I can understand why O2 nearly kicked the agency out the room when they first pitched it. After d385,000 views in the first 48 hours, I bet they’re glad they didn’t.
Julian> It must be talking to real people. Customers, retailers, industry experts… good creative strategy tends to come from insights spoken not insights read.
Having said that, the best way to get those insights out of people is to do your homework before speaking to them.
Julian> Honestly, I love pitching. That can be both pitching for new work, or pitching the big idea to an existing client. Any moment in which you are putting yourself out there in front of someone and saying: trust me, I know the way through the fog (or at least the method to find the way through the fog). I like that – it’s exciting.
We have recently started working with Europe’s largest producer of on-shore wind, Ventient, to help them expand across Europe and across the various renewables technologies. The pitch for that had all the elements that make pitching so fun: A cool brand and brief, an engaged client, a dedicated team from varied disciplines, and a few properly awesome ideas. What’s not to like?
Julian> I think SOSTAC correctly reflects the way a lot of people think naturally anyway, and therefore works very well as a structure for presenting a strategy. Like most good frameworks though, if you stick to it too rigidly it becomes formulaic and boring. So ultimately, most situations will require some creative tailoring.
It also helps clients sell ideas to their peers and superiors subsequently – always a useful advantage.
Julian> Ambitious creatives. The best creative/strategic conversations we have is when you go much too big and someone, normally a sensible account director or strategy director, has to reign you in. Sometimes though, it’s best to go in with the mental idea as well – clients rarely mark you down for it. I want to work with creatives who are going to put me out of my comfort zone and give me the challenge of selling a whopping great idea that’s totally impractical and unpalatable. I’ll take that over more of the same any day.
Julian> It’s a fair question. It’s easy to get into a pattern when you develop a strategy, hold a creative briefing, the creative work is done in silo and then the strategist ends up retrofitting the strategy to match the ideas that come out.
The answer lies in the reinvention of the creative briefing process.
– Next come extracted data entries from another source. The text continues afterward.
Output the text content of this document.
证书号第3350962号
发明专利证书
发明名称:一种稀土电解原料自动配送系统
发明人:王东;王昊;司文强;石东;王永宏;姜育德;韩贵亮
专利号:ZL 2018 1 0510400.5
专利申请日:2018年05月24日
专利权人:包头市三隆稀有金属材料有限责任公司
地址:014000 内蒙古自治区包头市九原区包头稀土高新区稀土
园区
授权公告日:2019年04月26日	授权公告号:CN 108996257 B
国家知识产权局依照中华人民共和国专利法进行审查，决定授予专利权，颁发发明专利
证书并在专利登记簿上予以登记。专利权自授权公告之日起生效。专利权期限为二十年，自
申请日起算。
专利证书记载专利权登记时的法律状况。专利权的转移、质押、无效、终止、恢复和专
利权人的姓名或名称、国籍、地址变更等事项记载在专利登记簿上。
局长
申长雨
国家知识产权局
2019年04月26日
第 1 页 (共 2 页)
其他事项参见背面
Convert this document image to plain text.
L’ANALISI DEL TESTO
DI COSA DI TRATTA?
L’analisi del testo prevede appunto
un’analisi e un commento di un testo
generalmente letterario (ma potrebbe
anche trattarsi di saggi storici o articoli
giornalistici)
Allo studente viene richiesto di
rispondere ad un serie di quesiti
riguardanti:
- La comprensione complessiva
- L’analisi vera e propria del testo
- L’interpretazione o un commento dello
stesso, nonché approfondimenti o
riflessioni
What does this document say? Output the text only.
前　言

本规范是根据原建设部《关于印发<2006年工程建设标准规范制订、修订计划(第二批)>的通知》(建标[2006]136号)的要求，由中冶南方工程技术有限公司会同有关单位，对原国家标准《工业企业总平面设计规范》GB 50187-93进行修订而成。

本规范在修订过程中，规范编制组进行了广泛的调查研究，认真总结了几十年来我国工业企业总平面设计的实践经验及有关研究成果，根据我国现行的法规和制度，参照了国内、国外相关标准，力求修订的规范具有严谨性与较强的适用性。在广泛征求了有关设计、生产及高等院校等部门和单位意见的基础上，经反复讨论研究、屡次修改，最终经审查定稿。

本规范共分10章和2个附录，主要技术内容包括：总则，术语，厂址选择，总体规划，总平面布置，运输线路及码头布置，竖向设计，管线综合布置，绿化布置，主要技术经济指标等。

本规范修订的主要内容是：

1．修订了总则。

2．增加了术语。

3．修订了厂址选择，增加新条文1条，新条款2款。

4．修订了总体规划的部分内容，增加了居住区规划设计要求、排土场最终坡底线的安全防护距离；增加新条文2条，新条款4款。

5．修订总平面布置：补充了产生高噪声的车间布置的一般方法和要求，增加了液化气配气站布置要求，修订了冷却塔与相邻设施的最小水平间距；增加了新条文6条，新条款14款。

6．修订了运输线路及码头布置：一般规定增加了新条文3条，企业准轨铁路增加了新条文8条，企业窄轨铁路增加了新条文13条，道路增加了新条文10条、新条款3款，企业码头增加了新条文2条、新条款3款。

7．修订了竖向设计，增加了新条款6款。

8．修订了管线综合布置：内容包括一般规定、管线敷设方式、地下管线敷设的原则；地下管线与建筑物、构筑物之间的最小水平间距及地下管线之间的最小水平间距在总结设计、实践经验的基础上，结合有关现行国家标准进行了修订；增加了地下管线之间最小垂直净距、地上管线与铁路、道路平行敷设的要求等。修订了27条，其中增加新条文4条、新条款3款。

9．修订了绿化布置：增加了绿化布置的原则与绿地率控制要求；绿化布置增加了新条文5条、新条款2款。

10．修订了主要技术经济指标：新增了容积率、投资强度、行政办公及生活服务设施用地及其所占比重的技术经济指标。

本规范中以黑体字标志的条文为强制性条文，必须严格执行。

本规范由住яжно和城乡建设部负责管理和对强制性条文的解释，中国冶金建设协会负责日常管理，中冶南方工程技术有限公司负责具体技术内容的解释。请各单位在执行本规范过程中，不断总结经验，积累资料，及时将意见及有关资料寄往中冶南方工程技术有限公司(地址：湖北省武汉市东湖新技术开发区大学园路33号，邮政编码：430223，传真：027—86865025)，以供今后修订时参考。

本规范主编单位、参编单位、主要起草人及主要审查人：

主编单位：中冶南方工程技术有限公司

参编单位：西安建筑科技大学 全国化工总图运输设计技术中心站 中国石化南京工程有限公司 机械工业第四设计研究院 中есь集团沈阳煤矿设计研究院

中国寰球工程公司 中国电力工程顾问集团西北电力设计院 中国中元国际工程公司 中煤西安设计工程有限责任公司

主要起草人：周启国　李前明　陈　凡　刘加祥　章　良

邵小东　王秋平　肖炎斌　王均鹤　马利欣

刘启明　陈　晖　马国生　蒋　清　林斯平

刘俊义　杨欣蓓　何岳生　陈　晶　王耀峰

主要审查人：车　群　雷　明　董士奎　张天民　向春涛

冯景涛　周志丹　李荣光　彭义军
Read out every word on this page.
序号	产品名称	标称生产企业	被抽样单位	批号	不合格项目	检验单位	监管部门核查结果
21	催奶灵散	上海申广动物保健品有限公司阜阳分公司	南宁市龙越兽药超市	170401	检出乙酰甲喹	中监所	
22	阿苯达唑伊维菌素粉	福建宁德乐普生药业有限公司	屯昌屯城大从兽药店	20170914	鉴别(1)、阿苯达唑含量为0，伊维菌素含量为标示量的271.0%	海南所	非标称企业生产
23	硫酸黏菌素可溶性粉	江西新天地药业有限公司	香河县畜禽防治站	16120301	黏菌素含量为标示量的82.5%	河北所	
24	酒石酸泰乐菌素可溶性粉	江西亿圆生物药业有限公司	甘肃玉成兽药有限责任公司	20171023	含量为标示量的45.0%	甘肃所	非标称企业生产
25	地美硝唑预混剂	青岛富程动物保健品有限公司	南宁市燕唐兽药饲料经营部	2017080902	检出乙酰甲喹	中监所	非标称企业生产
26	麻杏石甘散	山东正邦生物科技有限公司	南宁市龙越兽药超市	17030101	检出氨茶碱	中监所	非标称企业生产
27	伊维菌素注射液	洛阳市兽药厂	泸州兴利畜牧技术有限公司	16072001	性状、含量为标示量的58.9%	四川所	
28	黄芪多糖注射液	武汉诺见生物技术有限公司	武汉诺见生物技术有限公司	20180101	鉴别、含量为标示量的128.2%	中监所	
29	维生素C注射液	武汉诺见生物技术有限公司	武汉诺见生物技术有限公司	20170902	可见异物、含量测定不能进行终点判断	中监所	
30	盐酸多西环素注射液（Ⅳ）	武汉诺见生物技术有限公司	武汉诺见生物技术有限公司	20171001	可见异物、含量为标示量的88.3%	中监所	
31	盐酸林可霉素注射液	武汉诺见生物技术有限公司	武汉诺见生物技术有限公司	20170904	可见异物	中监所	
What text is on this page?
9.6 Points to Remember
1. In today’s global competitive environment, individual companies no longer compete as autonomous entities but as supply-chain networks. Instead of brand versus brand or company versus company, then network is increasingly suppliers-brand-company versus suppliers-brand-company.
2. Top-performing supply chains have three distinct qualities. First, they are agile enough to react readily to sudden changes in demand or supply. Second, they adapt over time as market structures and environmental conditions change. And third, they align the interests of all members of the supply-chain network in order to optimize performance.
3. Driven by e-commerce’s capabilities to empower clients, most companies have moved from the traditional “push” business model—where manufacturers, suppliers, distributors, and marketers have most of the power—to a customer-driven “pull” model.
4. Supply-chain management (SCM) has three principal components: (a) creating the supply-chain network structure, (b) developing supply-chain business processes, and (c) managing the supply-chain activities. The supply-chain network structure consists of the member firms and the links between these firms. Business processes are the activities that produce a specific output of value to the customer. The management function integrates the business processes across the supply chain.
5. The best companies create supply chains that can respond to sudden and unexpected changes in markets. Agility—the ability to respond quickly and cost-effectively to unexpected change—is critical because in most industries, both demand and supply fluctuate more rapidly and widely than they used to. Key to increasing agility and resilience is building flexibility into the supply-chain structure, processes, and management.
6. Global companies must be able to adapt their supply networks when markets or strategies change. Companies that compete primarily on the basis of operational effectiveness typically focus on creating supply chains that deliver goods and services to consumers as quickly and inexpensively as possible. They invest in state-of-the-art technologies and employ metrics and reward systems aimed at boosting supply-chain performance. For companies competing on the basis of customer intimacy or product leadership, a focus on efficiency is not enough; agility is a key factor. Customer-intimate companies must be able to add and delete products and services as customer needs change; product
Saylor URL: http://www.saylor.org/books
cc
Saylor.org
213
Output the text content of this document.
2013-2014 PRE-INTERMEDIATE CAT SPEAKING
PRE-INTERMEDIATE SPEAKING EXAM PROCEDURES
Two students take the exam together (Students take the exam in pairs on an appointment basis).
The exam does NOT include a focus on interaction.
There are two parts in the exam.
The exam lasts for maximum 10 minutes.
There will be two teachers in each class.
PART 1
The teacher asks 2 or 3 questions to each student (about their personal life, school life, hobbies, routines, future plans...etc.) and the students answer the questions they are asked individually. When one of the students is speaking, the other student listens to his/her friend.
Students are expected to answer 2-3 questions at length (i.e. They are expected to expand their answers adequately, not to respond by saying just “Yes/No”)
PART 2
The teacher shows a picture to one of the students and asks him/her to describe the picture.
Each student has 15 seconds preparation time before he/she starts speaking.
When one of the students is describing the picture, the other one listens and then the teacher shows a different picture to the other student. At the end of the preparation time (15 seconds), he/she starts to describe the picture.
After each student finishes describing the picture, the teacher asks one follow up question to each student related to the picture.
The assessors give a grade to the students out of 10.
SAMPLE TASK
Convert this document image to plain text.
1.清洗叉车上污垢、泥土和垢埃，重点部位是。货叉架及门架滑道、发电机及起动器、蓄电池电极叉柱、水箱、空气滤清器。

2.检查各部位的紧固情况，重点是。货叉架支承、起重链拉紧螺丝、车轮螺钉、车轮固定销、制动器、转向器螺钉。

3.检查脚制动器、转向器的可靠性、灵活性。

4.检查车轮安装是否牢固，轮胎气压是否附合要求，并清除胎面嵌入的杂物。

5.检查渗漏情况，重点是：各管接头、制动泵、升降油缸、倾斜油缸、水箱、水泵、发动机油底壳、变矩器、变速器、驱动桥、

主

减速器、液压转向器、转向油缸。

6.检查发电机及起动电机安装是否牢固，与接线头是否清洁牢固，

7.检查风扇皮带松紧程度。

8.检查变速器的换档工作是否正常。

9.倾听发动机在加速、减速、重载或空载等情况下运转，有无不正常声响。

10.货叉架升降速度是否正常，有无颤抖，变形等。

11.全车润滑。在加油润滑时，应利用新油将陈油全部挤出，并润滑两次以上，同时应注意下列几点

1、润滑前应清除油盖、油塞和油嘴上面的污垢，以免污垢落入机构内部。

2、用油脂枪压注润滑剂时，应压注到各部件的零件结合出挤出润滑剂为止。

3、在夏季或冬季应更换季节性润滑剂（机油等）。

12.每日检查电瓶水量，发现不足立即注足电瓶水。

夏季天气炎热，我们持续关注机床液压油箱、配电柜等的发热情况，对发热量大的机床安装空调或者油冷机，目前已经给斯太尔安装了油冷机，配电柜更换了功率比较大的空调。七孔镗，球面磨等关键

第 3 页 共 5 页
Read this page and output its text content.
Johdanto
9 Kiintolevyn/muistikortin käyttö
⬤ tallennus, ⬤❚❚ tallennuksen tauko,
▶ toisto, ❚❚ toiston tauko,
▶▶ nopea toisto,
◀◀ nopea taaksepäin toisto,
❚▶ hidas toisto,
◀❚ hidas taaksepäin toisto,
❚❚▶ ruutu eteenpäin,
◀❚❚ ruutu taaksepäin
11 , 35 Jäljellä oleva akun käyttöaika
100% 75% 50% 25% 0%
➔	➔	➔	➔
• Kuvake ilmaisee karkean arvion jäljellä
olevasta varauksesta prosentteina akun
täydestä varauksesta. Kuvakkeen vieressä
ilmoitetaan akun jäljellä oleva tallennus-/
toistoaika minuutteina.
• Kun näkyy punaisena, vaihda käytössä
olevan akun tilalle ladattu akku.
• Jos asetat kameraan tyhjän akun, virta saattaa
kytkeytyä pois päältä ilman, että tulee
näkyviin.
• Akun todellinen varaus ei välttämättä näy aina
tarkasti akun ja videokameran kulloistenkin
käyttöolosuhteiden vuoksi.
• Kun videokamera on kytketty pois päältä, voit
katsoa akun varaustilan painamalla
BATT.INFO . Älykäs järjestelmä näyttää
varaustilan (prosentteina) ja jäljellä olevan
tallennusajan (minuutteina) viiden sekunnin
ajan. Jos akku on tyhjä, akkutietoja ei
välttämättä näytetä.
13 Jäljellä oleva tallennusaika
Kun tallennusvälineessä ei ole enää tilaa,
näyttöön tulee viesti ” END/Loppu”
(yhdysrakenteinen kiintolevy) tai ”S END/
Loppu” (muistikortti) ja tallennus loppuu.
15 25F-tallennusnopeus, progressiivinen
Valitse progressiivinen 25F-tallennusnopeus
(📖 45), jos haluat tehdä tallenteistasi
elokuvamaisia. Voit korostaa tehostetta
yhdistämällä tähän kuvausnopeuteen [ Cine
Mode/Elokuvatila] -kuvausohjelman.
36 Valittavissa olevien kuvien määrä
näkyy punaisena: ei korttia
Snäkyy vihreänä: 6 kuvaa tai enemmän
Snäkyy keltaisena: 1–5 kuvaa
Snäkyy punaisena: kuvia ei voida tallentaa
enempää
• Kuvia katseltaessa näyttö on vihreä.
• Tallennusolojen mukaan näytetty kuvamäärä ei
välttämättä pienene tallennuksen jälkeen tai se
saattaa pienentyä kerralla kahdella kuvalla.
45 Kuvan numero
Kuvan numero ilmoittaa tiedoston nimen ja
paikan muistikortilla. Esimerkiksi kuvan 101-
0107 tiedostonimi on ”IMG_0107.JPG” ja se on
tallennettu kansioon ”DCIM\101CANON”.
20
It shouldn’t really be a ‘briefing’ at all. That suggests there’s a moment when strategy is done and ideas begin. The less there is a wall to hand a project over between those two moments in the process, the less likely it is that the ideas will exist independently from the strategy.
Julian> Natural curiosity has to be the single most important factor – a desire not just to answer the question that has been asked but to figure out if there was another question sitting behind it that has more value.
Julian> Effectiveness matters. Not everything is easily measurable, so perhaps it over-values things which are (engagement, sales, CSAT etc) and devalues less tangible objectives like awareness and perception. But ultimately, if we’re not being effective, then we are just shouting into the abyss.
Julian> Of course, but generally, it’s a fantastic job. We get to have variety in terms of client and project, and we get to have a say in the big decisions. If we’re doing the job well, we are having a substantive impact on our clients’ performance – that’s exciting.
Since December, we’ve worked with a small energy charity on their Christmas campaign, a huge B2B tech firm on rebranding their product range, relaunched the Carbon Trust website, helped Avis on their brand strategy for the next three years, and started working with the coolest brand in sport…more on that in due course. It has been busy, yes, but brilliantly varied.
Julian> Don’t be sucked into the jargon (or worse…). It’s easy to find yourself regurgitating other people’s fuzzy language. The best advice I could give is to find opportunities to learn from clear communicators.